Глен Кук
Песня с забытого холма
Мы были заперты в мире, где завтра уже было вчера. Огонь приходил три раза и ушел, и теперь мы были снова там, где наши отцы были сотню лет назад. Были некоторые — «Томы», как некоторые их называли — кто ушел в рабство, так, как если бы это было положено им с рождения, но были также и те, кто боролся и умирал, вместо того, чтобы гнуть спины на плантациях. Многие из боровшихся погибли. Но погибли свободными.

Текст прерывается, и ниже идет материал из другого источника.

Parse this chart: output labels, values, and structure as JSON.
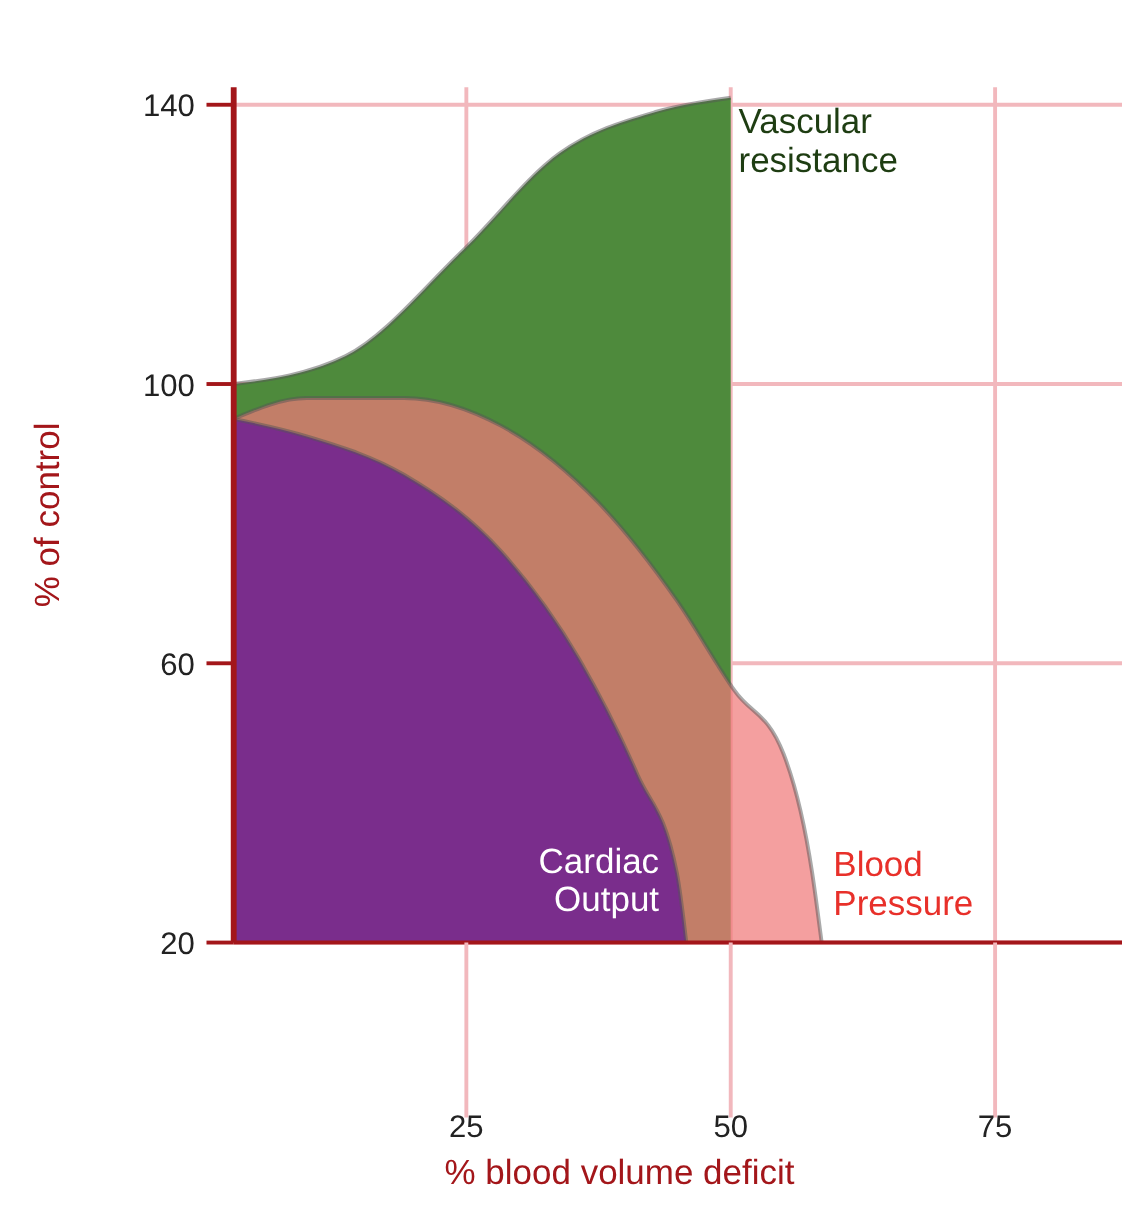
{
  "chart_data": {
    "type": "area",
    "xlabel": "% blood volume deficit",
    "ylabel": "% of control",
    "xlim": [
      3,
      87
    ],
    "ylim": [
      20,
      142.5
    ],
    "xticks": [
      25,
      50,
      75
    ],
    "yticks": [
      20,
      60,
      100,
      140
    ],
    "grid": true,
    "series": [
      {
        "name": "Vascular resistance",
        "color": "#4e8a3c",
        "x": [
          3,
          13.6,
          24.6,
          33.8,
          43,
          50
        ],
        "values": [
          100,
          104,
          119,
          133,
          139,
          141
        ]
      },
      {
        "name": "Blood Pressure",
        "color": "#f07a7a",
        "x": [
          3,
          9.9,
          19.1,
          28.3,
          37.5,
          44.9,
          50.4,
          55,
          57.7,
          58.6
        ],
        "values": [
          95,
          98,
          98,
          94,
          83,
          69,
          56,
          47,
          30,
          20
        ]
      },
      {
        "name": "Cardiac Output",
        "color": "#7a2d8c",
        "x": [
          3,
          9.9,
          19.1,
          28.3,
          35.7,
          41.2,
          44.9,
          45.8
        ],
        "values": [
          95,
          92.5,
          87,
          76,
          60.5,
          44,
          30,
          20
        ]
      }
    ]
  }
}
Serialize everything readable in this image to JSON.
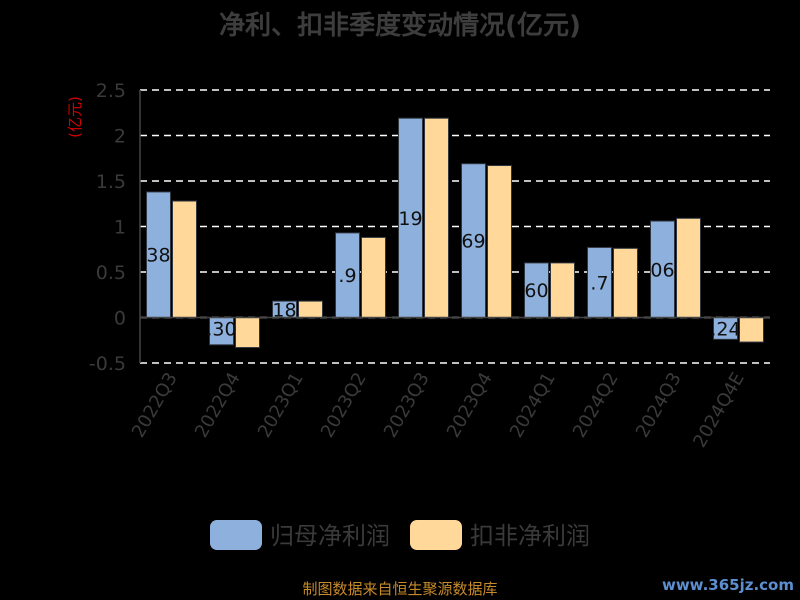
{
  "chart_data": {
    "type": "bar",
    "title": "净利、扣非季度变动情况(亿元)",
    "unit_label": "(亿元)",
    "categories": [
      "2022Q3",
      "2022Q4",
      "2023Q1",
      "2023Q2",
      "2023Q3",
      "2023Q4",
      "2024Q1",
      "2024Q2",
      "2024Q3",
      "2024Q4E"
    ],
    "series": [
      {
        "name": "归母净利润",
        "color": "#8eb0dc",
        "values": [
          1.38,
          -0.3,
          0.18,
          0.93,
          2.19,
          1.69,
          0.6,
          0.77,
          1.06,
          -0.24
        ]
      },
      {
        "name": "扣非净利润",
        "color": "#ffd89a",
        "values": [
          1.28,
          -0.33,
          0.18,
          0.88,
          2.19,
          1.67,
          0.6,
          0.76,
          1.09,
          -0.27
        ]
      }
    ],
    "data_labels": [
      "38",
      ".30",
      "18",
      ".9",
      "19",
      "69",
      "60",
      ".7",
      "06",
      ".24"
    ],
    "ylim": [
      -0.5,
      2.5
    ],
    "yticks": [
      "2.5",
      "2",
      "1.5",
      "1",
      "0.5",
      "0",
      "-0.5"
    ],
    "grid": true,
    "legend_position": "bottom"
  },
  "footer": {
    "source": "制图数据来自恒生聚源数据库",
    "watermark": "www.365jz.com"
  }
}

«Иди на гору рассказать это,
За холма и всюду;
Иди на гору рассказать это,
Чтобы позволить моим людям идти…»
Огонь пришел в первый раз, когда хорошие парни в военной форме в Москве и Вашингтоне решились на взаимное самоубийство. Русские представляли себе победу, как уничтожение населения. Они ударяли по городам. Наш народ страдал больше, чем мистер Чарлей. Мы жили в городах, которые были целями. Но так делали белые либералы, помогавшие вносить перемены. Огонь пришел во второй раз, когда ополченцы сожгли остатки городов Вайти. Мистер Чарлей тогда был слишком занят своей войной, но огонь пришел в третий раз, когда он закончил и обратил свое внимание внутрь страны. Это была гражданская война между белыми и черными. Может, не несущая справедливость, но несущая победу. Победу белых. Победу дураков. Черные проиграли, и теперь завтра — вчера.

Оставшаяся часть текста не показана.